While a variety of allergy medications are considered safe for use during breastfeeding, most of these do pass into your breast milk, and some can interfere with feedings by reducing your milk supply. To ensure the safest option for you and your infant, always speak with your health care provider before using any allergy treatment. The American Academy of Family Physicians also recommends taking medication immediately after breastfeeding to reduce any possible risk to your infant.
Safe Allergy Medications
There are two generations of antihistamines available for the treatment of allergy symptoms. First generation antihistamines have been on the market longer, but are associated with more intense side effects, including drowsiness, dry mouth and dry eyes. These antihistamines, such as diphenhydramine (Benadryl), brompheniramine (Dimetapp) and chlorpheniramine (Chlor-Trimeton) may be safe for use during breastfeeding, but they can reduce your milk supply and cause symptoms in your infant, including drowsiness and fussiness.
Second generation antihistamines, including cetirizine (Reactine), fexofenadine (Allegra), and loratadine (Claritin) cause fewer known side effects for both mother and the breastfeeding infant, and are recommended for short-term use by the American Academy of Family Physicians.
While there are a variety of allergy medications that are safe to use while breastfeeding, many are combined with other medications in a single pill or liquid form when you purchase them over-the-counter at a local pharmacy. For example, pseudoephedrine is a common decongestant that is often found in over-the-counter formulas that contain other drugs.
Always speak with your health care provider prior to choosing an appropriate allergy medication and read the ingredients list on the label to be certain all drugs within the medication are safe for use while breastfeeding.
Unsafe Allergy Drugs
Several allergy and sinus medications are potentially hazardous and should be avoided while breastfeeding.
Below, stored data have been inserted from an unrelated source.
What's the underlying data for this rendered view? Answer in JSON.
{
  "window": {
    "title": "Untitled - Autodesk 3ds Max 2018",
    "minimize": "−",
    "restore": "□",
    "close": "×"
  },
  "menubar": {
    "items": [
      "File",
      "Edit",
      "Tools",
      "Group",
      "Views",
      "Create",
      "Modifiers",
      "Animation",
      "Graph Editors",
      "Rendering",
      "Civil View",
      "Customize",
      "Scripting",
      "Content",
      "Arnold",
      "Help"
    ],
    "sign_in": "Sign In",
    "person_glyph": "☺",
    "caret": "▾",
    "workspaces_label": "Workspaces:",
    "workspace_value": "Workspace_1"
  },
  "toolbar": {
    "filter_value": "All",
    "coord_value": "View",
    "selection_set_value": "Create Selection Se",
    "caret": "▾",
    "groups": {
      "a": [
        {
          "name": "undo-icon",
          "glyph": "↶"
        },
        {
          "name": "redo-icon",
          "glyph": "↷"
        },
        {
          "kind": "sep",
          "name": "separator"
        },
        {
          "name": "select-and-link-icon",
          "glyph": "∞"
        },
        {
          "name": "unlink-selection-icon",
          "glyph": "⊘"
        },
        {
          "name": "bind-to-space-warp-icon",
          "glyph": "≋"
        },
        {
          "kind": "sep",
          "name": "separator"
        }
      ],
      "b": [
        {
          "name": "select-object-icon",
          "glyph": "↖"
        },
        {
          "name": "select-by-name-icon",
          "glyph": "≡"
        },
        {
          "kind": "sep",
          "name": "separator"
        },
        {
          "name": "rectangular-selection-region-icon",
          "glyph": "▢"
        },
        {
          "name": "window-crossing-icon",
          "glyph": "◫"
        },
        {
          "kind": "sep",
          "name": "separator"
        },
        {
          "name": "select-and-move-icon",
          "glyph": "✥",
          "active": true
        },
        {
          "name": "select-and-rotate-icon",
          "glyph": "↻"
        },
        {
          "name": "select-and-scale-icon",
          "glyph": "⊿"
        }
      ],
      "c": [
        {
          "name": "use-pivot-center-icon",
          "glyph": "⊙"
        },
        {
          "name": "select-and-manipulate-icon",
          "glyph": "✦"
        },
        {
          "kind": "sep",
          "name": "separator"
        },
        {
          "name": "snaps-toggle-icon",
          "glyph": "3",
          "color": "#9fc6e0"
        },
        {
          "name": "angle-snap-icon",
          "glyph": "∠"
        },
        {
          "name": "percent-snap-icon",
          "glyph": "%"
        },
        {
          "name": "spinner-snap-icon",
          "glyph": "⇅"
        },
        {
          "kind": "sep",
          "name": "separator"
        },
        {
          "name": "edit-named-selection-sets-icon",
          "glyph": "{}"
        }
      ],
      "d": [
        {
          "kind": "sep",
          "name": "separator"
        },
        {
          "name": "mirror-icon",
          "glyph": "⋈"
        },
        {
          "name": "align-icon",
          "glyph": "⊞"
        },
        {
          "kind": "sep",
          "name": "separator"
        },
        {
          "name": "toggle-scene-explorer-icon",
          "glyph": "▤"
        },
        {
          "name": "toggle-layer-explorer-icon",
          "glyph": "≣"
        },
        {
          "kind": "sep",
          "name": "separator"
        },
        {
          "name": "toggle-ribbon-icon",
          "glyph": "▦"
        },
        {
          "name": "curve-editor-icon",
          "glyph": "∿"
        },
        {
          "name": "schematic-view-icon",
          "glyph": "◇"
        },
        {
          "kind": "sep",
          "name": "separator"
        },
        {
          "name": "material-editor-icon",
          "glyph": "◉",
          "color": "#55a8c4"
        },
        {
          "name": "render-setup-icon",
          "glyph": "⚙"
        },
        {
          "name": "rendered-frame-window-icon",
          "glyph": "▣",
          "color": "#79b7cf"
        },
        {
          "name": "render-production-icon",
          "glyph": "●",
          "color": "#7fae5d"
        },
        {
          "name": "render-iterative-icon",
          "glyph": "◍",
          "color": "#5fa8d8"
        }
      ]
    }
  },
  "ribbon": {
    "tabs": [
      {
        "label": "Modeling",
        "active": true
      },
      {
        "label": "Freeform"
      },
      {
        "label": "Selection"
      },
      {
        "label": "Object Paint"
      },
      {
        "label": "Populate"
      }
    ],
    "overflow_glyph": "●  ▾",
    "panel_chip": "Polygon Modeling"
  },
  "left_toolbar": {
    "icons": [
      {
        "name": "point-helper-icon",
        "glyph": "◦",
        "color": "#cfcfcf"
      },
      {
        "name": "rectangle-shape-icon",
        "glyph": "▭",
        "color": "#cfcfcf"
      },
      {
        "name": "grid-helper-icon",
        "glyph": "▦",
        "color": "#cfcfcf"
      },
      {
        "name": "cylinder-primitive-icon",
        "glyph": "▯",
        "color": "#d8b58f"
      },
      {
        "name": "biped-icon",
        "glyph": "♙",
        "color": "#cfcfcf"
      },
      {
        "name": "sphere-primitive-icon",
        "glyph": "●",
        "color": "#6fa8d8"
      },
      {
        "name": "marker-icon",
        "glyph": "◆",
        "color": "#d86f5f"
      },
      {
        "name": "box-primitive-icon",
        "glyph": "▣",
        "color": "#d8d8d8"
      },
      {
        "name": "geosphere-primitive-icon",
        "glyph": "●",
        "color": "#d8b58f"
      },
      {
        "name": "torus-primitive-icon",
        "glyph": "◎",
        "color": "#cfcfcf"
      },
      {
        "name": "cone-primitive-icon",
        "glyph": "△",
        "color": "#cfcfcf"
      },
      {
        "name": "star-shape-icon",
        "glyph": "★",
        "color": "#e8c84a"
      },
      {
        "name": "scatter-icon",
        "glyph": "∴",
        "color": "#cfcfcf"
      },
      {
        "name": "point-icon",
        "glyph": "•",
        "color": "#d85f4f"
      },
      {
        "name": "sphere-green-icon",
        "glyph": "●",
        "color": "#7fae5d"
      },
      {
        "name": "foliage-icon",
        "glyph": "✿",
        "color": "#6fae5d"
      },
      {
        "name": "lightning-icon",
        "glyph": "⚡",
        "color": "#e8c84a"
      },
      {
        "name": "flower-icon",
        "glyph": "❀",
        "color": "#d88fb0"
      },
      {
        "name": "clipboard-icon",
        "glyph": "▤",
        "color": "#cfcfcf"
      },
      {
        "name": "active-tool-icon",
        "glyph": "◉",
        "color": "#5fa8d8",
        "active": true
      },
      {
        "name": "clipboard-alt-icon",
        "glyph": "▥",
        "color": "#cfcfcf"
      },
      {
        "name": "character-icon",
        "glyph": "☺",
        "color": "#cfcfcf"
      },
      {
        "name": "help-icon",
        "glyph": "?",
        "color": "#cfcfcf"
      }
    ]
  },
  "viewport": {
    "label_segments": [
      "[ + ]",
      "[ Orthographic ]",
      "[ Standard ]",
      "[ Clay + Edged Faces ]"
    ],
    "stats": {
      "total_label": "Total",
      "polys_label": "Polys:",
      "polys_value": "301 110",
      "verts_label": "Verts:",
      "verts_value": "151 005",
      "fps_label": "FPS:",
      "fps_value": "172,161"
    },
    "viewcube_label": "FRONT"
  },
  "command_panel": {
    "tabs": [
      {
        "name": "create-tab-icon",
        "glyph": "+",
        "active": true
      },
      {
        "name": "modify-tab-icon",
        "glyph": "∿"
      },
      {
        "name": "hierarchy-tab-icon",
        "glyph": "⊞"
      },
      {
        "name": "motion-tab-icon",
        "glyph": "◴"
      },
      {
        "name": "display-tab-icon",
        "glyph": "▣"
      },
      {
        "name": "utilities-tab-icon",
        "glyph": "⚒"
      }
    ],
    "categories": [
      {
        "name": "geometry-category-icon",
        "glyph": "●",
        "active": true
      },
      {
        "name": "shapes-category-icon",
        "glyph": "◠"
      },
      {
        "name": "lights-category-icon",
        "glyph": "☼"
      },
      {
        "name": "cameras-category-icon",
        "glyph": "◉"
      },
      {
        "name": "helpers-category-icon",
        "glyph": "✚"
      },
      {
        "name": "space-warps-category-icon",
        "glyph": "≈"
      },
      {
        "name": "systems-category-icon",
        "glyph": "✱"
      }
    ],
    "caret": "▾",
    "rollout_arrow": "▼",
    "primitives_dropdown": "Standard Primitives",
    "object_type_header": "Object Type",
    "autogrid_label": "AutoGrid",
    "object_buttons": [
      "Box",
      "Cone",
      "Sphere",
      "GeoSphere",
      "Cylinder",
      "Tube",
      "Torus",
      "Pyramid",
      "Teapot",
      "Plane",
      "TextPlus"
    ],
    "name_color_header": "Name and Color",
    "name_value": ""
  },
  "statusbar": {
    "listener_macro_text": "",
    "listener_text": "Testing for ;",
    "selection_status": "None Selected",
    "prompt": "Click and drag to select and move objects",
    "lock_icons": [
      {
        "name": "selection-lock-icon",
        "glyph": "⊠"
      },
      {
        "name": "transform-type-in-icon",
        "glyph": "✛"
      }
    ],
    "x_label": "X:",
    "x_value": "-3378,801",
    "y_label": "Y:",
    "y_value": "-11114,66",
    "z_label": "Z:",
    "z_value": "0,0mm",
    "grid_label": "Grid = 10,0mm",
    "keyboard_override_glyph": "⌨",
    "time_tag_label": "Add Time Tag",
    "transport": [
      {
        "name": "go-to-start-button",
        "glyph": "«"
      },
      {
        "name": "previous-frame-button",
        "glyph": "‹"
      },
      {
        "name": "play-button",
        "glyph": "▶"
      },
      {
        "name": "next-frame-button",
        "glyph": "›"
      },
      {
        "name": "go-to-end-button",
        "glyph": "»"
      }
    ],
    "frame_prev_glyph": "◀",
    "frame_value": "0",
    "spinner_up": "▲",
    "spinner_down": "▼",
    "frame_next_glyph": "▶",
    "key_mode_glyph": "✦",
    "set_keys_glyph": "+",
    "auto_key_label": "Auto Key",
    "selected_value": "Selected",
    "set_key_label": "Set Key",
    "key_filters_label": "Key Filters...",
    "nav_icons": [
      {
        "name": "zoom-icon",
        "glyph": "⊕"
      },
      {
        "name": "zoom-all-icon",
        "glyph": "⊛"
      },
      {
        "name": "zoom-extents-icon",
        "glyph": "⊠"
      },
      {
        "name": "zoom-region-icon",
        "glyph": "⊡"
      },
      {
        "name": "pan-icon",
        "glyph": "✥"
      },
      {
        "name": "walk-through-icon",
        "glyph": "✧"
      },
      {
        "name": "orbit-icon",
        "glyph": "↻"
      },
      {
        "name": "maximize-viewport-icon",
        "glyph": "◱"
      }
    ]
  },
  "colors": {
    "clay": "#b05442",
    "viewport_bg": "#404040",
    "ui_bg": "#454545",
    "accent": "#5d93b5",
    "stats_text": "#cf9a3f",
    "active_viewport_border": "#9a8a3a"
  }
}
For example, the drug clemastine (Meclastin) can cause sedation and irritability in the breastfeeding infant, and as much as 5.2 percent of the dose is passed through breast milk, in comparison to 0.7 percent of each dose of fexofenadine and 0.29 percent of loratadine, according to "de Swiet’s Medical Disorders in Obstetric Practice." Caution is also recommended in using pseudoephedrine (Sudafed). Milk production is reduced and as much as 4.7 percent of each dose passes into breast milk.
When an allergy medication must be used longer term, the American Academy of Family Physicians recommends opting for a nasal steroid or cromolyn inhaler, such as Intal. These medications are designed to work locally, not systemically, meaning minimal amounts pass into breast milk. The Texas Tech University Health Sciences Center also recommends saline rinses as a natural way to deal with your allergy symptoms without adding risk to your infant.